Blitz Bureau
NEW DELHI: The International Monetary Fund (IMF) approved nearly $1.2 billion in new financing for Pakistan, giving the country a critical infusion of support as it struggles to maintain macroeconomic stability amid severe flooding, rising inflation, and persistent fiscal pressures.
According to an official release, the IMF Executive Board completed the second review of Pakistan’s Extended Fund Facility (EFF) and the first review of its Resilience and Sustainability Facility (RSF), unlocking “about US$1 billion” under the EFF and “about US$200 million” under the RSF. Total disbursements under the two arrangements now stand at “about $3.3 billion.”
Despite “recent devastating floods,” the Fund said Pakistan’s “strong program implementation” had helped “maintain stability and improve financing and external conditions.” The 37-month EFF, approved in September 2024, aims to entrench stability, rebuild reserves, broaden the tax base, improve competitiveness, reform state-owned enterprises, and restore energy-sector viability.

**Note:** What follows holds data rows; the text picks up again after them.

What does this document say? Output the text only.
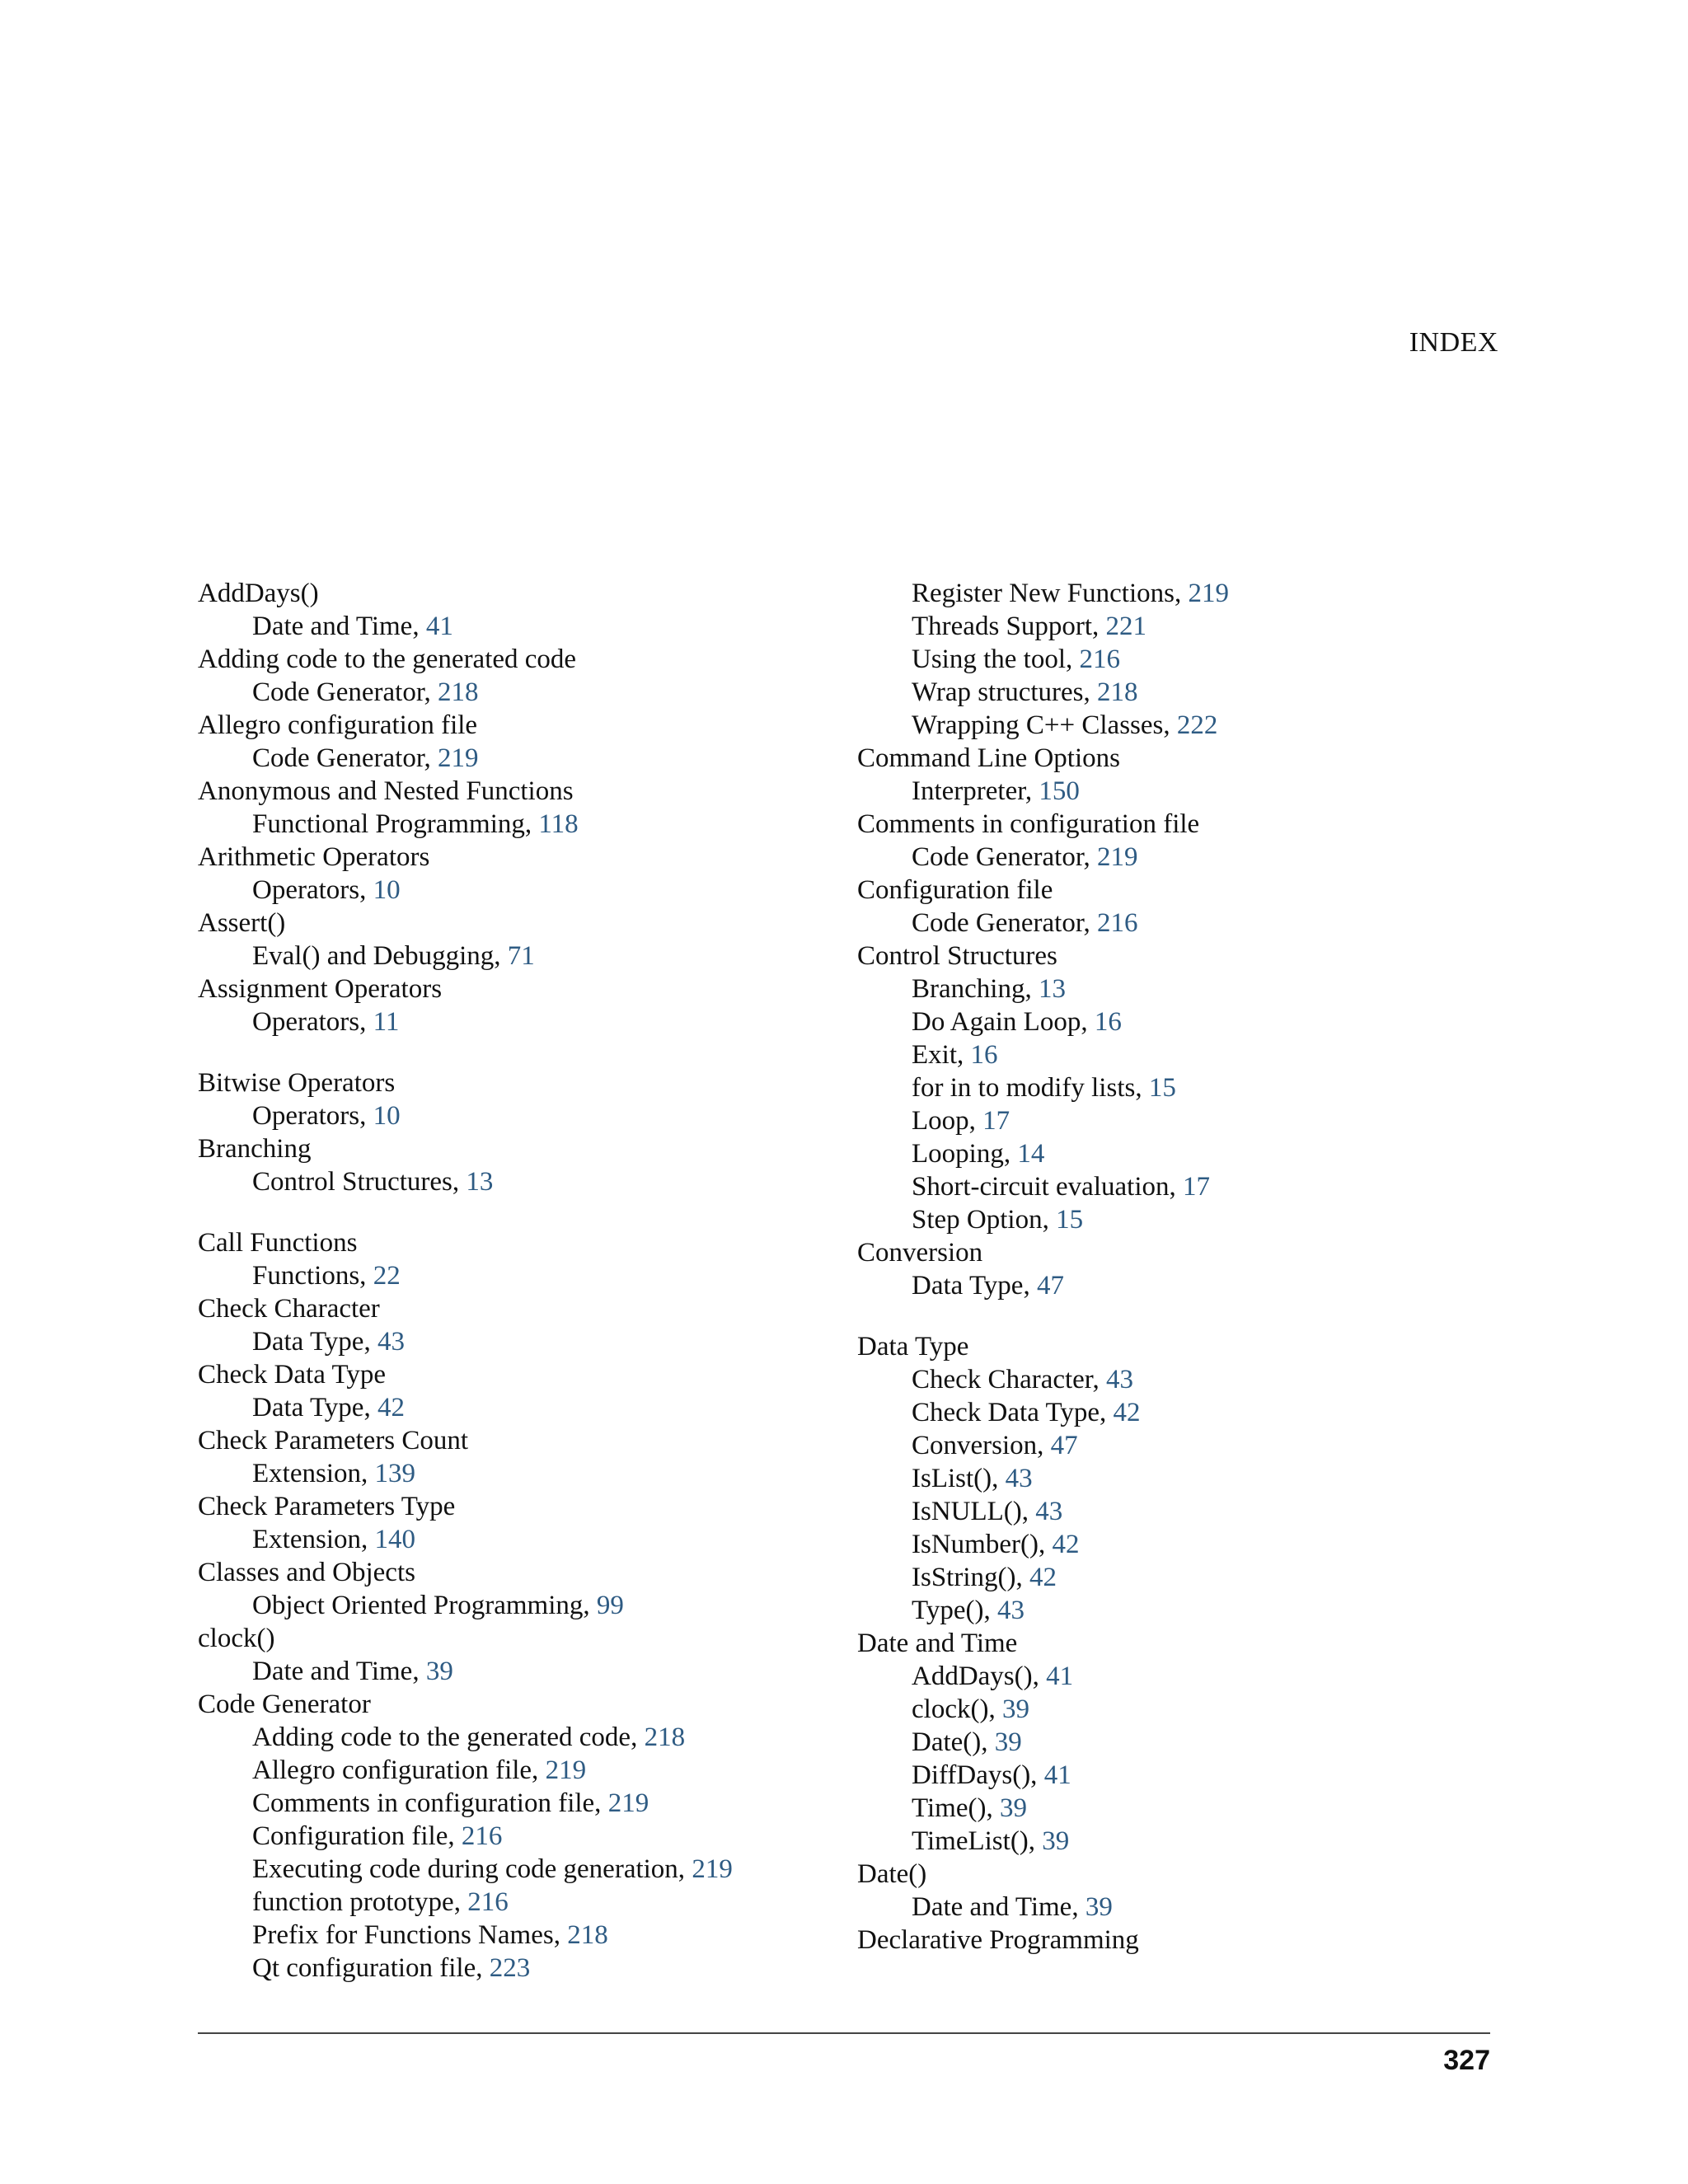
INDEX
AddDays()
Date and Time, 41
Adding code to the generated code
Code Generator, 218
Allegro configuration file
Code Generator, 219
Anonymous and Nested Functions
Functional Programming, 118
Arithmetic Operators
Operators, 10
Assert()
Eval() and Debugging, 71
Assignment Operators
Operators, 11
Bitwise Operators
Operators, 10
Branching
Control Structures, 13
Call Functions
Functions, 22
Check Character
Data Type, 43
Check Data Type
Data Type, 42
Check Parameters Count
Extension, 139
Check Parameters Type
Extension, 140
Classes and Objects
Object Oriented Programming, 99
clock()
Date and Time, 39
Code Generator
Adding code to the generated code, 218
Allegro configuration file, 219
Comments in configuration file, 219
Configuration file, 216
Executing code during code generation, 219
function prototype, 216
Prefix for Functions Names, 218
Qt configuration file, 223
Register New Functions, 219
Threads Support, 221
Using the tool, 216
Wrap structures, 218
Wrapping C++ Classes, 222
Command Line Options
Interpreter, 150
Comments in configuration file
Code Generator, 219
Configuration file
Code Generator, 216
Control Structures
Branching, 13
Do Again Loop, 16
Exit, 16
for in to modify lists, 15
Loop, 17
Looping, 14
Short-circuit evaluation, 17
Step Option, 15
Conversion
Data Type, 47
Data Type
Check Character, 43
Check Data Type, 42
Conversion, 47
IsList(), 43
IsNULL(), 43
IsNumber(), 42
IsString(), 42
Type(), 43
Date and Time
AddDays(), 41
clock(), 39
Date(), 39
DiffDays(), 41
Time(), 39
TimeList(), 39
Date()
Date and Time, 39
Declarative Programming
327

Fiscal consolidation has been a key anchor. Pakistan recorded a primary surplus of “1.3 percent of GDP” in FY25, while gross reserves climbed to “$14.5 billion at end-FY25, up from $9.4 billion” the previous year. Inflation remains elevated, driven partly by flood-related food price spikes, it said.
Nigel Clarke, IMF Deputy Managing Director and Acting Chair, said Pakistan must maintain “prudent policies” to strengthen stability and support “stronger, private sector-led, and sustainable medium-term growth.”
Pakistan faces ongoing external financing pressures, structural deficits, and energy-sector imbalances, making IMF support a central element of its economic management in recent years.